Selinexor shows potential in dedifferentiated liposarcoma

Posted on April 12, 2022

Patients with advanced, refractory dedifferentiated liposarcoma (DD-LPS) treated with selinexor showed improvement in progression free survival (PFS) and time to next treatment compared with patients treated with placebo, according to a study.

In this phase 2/3, multicenter, randomized, double-blind, placebo-controlled study, 285 patients ≥12 year of age with advanced DD-LPS who had received 2 to 5 lines of therapy were included. Patients were randomly assigned (2:1) to 60 mg of selinexor (n = 188) or placebo (n = 97) twice weekly in 6-week cycles (crossover permitted). The primary end point was progression-free survival (PFS).

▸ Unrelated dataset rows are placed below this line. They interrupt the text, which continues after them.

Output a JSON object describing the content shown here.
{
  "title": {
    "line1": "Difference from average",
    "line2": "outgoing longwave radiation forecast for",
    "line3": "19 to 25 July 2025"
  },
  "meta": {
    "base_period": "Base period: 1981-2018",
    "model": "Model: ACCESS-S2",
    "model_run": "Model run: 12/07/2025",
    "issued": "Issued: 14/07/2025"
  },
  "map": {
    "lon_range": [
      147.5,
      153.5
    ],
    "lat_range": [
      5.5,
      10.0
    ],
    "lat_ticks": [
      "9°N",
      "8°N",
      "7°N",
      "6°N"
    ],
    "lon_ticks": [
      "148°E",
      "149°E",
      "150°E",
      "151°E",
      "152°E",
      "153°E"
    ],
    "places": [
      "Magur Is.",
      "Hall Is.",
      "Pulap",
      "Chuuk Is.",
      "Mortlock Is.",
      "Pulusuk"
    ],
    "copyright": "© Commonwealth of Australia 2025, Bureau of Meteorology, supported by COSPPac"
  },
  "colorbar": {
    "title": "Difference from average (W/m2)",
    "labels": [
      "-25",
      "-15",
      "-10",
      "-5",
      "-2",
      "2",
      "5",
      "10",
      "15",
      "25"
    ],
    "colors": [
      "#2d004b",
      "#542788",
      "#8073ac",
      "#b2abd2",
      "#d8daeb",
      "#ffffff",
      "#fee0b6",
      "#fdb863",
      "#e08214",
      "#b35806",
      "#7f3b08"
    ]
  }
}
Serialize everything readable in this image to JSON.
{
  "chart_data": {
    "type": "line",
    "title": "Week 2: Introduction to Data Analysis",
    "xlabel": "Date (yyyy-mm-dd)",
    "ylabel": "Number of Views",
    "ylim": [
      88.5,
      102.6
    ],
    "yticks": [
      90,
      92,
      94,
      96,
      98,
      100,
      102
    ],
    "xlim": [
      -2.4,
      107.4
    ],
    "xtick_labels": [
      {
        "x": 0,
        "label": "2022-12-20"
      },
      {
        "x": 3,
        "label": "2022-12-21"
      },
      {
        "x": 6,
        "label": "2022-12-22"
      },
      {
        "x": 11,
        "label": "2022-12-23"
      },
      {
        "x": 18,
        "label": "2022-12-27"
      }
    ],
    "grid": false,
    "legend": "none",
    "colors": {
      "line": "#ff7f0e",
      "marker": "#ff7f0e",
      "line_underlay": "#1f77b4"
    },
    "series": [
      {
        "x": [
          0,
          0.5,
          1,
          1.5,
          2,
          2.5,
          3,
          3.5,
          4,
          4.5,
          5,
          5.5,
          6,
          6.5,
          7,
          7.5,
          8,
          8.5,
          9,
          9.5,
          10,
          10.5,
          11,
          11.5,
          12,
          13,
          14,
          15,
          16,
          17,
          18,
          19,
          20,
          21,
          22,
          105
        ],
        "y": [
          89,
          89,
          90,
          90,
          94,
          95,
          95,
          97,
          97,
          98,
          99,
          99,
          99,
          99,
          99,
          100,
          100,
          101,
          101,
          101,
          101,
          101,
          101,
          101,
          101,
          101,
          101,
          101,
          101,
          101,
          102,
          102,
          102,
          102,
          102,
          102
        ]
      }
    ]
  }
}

The median PFS and time to next treatment was 2.8 months and 5.8 months, respectively, in the selinexor group compared with 2.1 months and 3.2 months, respectively, in the placebo group (95% CI, 0.52 to 0.95; one-sided P = 0.011 and 95% CI, 0.37 to 0.66; one-sided P < 0.0001).

There was no difference observed in overall survival with crossover.

Treatment-emergent adverse events of any grade versus grade 3 or 4 with selinexor included:

-Nausea (151 [80.7%] vs.  11 [5.9])
-Decreased appetite (113 [60.4%] vs. 14 [7.5%])
-Fatigue (96 [51.3%] vs. 12 [6.4%])

Overall, 4 patients died in the selinexor arm and 3 patients died in the placebo arm.

The absence of CALB1 expression was associated with longer PFS with selinexor compared with placebo (median 6.9 vs. 2.2 months; HR, 0.19; P = 0.001).

Reference
Gounder MM, Razak AA, Somaiah N, et al. Selinexor in Advanced, Metastatic Dedifferentiated Liposarcoma: A Multinational, Randomized, Double-Blind, Placebo-Controlled Trial. J Clin Oncol. 2022;doi: 10.1200/JCO.21.01829. Epub ahead of print. PMID: 35394800.